Tripartite in structure, complete with discrete chapters that introduce new characters and trajectories, What Josiah Saw initially presents as a network narrative or Venn diagram of bad juju, but by the halfway point it becomes clear that its individual threads all lead back to the same immediate family—the Grahams—who hail from a barren farm in a dying town presently being gobbled up by a fracking company. Josiah Graham (Robert Patrick, sporting a Walken shock) is the patriarch, a menacing alcoholic widower ever since his beleaguered wife hanged herself on the property so many years ago. Of his three children, only the childishly god-fearing Thomas (Scott Haze) still lives at home. Josiah and Thomas’s routines, rooted in crippling codependency, are hard to bear witness to, but the portion of the film that focuses on them is animated by the elder Graham’s vision, one that promises salvation if only the men change their ways. And clean the house.
The film’s second chapter shifts tone, tilting toward sleazy rural noir and clearer stakes. We are introduced to Eli (Nick Stahl), Thomas’s older brother, who has stumbled into middle age as the gaunt phantom of a once boyishly handsome black sheep. Having done time for consorting with a minor, Eli is harangued by cops, seemingly unemployable, and up to his eyeballs in debt to a local businessman who makes him an offer he can’t refuse: Eli is to accompany a pair of violent idiots as they attempt to separate a Romani clan from their stash of gold, an encounter redolent of urban myth and by far the hoariest and most problematic passage in What Josiah Saw. Eli’s told that if he plays his part his debt will vanish and he won’t be killed, though it is hard to imagine anyone more resigned to a bad end. The last sibling to enter What Josiah Saw is Eli’s twin Mary (Kelli Garner), a woman so traumatized by her familial legacy that she long ago opted to sterilize herself, though she and her husband are now seeking to adopt. It’s probably best to leave further details of her role in the film vague and spoiler-free.
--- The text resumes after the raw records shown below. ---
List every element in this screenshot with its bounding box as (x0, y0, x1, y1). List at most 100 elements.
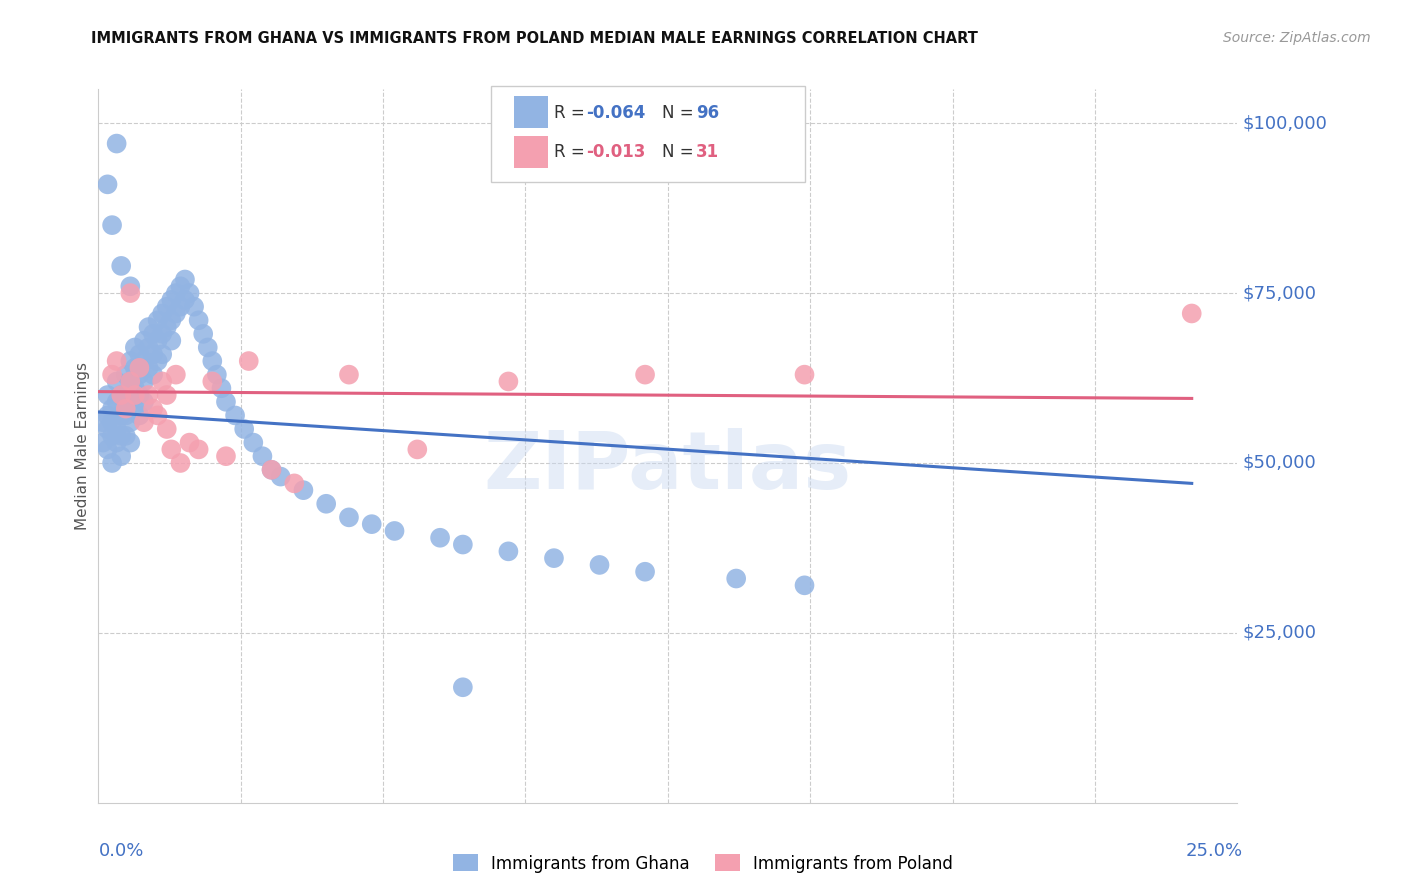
Point (110, 259, 132, 273)
Text: R =: R = (554, 103, 591, 121)
Point (120, 375, 142, 389)
Point (114, 368, 136, 382)
Text: ZIPatlas: ZIPatlas (484, 428, 852, 507)
Point (128, 409, 150, 423)
Point (132, 354, 155, 368)
Point (1181, 306, 1204, 320)
Text: $100,000: $100,000 (1243, 114, 1327, 132)
Point (105, 435, 128, 450)
Point (142, 401, 165, 416)
Point (315, 497, 337, 511)
Text: $75,000: $75,000 (1243, 284, 1317, 302)
Point (360, 517, 382, 532)
Text: 0.0%: 0.0% (98, 842, 143, 860)
Point (215, 394, 238, 409)
Point (224, 409, 246, 423)
Point (101, 401, 124, 416)
Point (110, 388, 132, 402)
Point (120, 375, 142, 389)
Point (105, 354, 128, 368)
Point (101, 456, 124, 470)
Point (142, 347, 165, 361)
Text: Source: ZipAtlas.com: Source: ZipAtlas.com (1223, 31, 1371, 45)
Point (120, 435, 142, 450)
FancyBboxPatch shape (515, 96, 548, 128)
Point (150, 375, 173, 389)
Point (183, 300, 205, 314)
Point (138, 360, 160, 375)
Point (174, 272, 197, 286)
Text: -0.013: -0.013 (586, 143, 645, 161)
Text: 96: 96 (696, 103, 720, 121)
Point (101, 218, 124, 232)
Point (260, 463, 283, 477)
Text: N =: N = (662, 143, 699, 161)
Point (124, 381, 146, 395)
Point (156, 422, 179, 436)
Point (270, 469, 292, 483)
Point (187, 313, 209, 327)
Point (132, 415, 155, 429)
Point (498, 375, 520, 389)
Point (101, 368, 124, 382)
Text: N =: N = (662, 103, 699, 121)
Point (156, 300, 179, 314)
Point (128, 388, 150, 402)
Point (337, 510, 360, 524)
Point (150, 347, 173, 361)
Point (101, 415, 124, 429)
Point (142, 326, 165, 341)
Point (252, 449, 274, 463)
Point (110, 409, 132, 423)
Point (543, 551, 565, 566)
Point (165, 306, 187, 320)
Point (120, 286, 142, 301)
Point (384, 524, 406, 538)
Point (337, 368, 360, 382)
Point (128, 347, 150, 361)
Point (96, 409, 118, 423)
Point (132, 394, 155, 409)
Point (128, 360, 150, 375)
Point (120, 279, 142, 293)
Point (105, 375, 128, 389)
Point (96, 388, 118, 402)
Point (91, 415, 114, 429)
Text: -0.064: -0.064 (586, 103, 645, 121)
Point (110, 449, 132, 463)
Text: IMMIGRANTS FROM GHANA VS IMMIGRANTS FROM POLAND MEDIAN MALE EARNINGS CORRELATION: IMMIGRANTS FROM GHANA VS IMMIGRANTS FROM… (91, 31, 979, 46)
Text: 31: 31 (696, 143, 720, 161)
Point (179, 435, 201, 450)
Point (197, 341, 219, 355)
Point (96, 422, 118, 436)
Point (165, 368, 187, 382)
Y-axis label: Median Male Earnings: Median Male Earnings (75, 362, 90, 530)
Point (205, 368, 228, 382)
Point (160, 442, 183, 457)
Point (215, 449, 238, 463)
Point (132, 334, 155, 348)
Point (105, 394, 128, 409)
Point (96, 178, 118, 192)
Point (120, 415, 142, 429)
Point (588, 558, 610, 572)
Point (105, 136, 128, 151)
Point (406, 442, 429, 457)
Point (146, 409, 169, 423)
Point (91, 435, 114, 450)
Point (101, 429, 124, 443)
Point (238, 354, 260, 368)
Point (138, 341, 160, 355)
Point (114, 388, 136, 402)
Point (201, 375, 224, 389)
Point (429, 531, 451, 545)
Point (209, 381, 232, 395)
Point (120, 394, 142, 409)
Point (124, 360, 146, 375)
Point (138, 388, 160, 402)
Point (283, 476, 305, 491)
Point (451, 680, 474, 694)
Point (201, 354, 224, 368)
Point (634, 565, 657, 579)
Point (193, 326, 215, 341)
Grashaw draws from his key collaborators a bold unifying aesthetic. Composer Robert Pycior’s atonal choral music and vertiginous strings drench every chapter in portent, while cinematographer Carlos Ritter embraces penumbra both indoors and out, blowing chiaroscuro kisses at production designer Stephanie Reese’s impressive varieties of dinge and dereliction. From the actors, however, there are significant discrepancies of tone. The Southern Gothic kabuki end of the spectrum is firmly held down by Haze, whose strained naïveté recalls his performance in Child of God and cordons itself off from emotional investment. He plays a type instead of a character. Far less genre-adherent and far more involving is Stahl, Patrick’s fellow Terminator franchise alumnus. Stahl has “amiable dirtbag antihero” nailed, so much so that he doesn’t need to perform Eli’s background or plight. Rather, he embodies it in the details of his posture, breath, and bits of behavior. The relative naturalism of Stahl’s work here makes him something of an outlier, but it also makes him an anchor for the audience: once he enters the picture, every new development feels more unnerving because we recognize a history and a gravity in Eli, even while Stahl avoids displaying his actor’s homework. His relative deadpan also helps to deliver the film’s occasional injections of humor, such as the moment when Eli has to strip off some blood-stained clothes with nothing else to change into but a wet-T-shirt-night artifact with “BEST TITTIES” emblazoned across the chest. That T-shirt, along with an earlier, not-unrelated reference to the immortal line from Carrie regarding “dirty pillows,” is where the sundry strains of Southern Gothic old and new coalesce in What Josiah Saw. The film’s gallows humor and nods toward relatively recent antecedents place it in the cinematic present, while the core of its terrible tale is old as mud.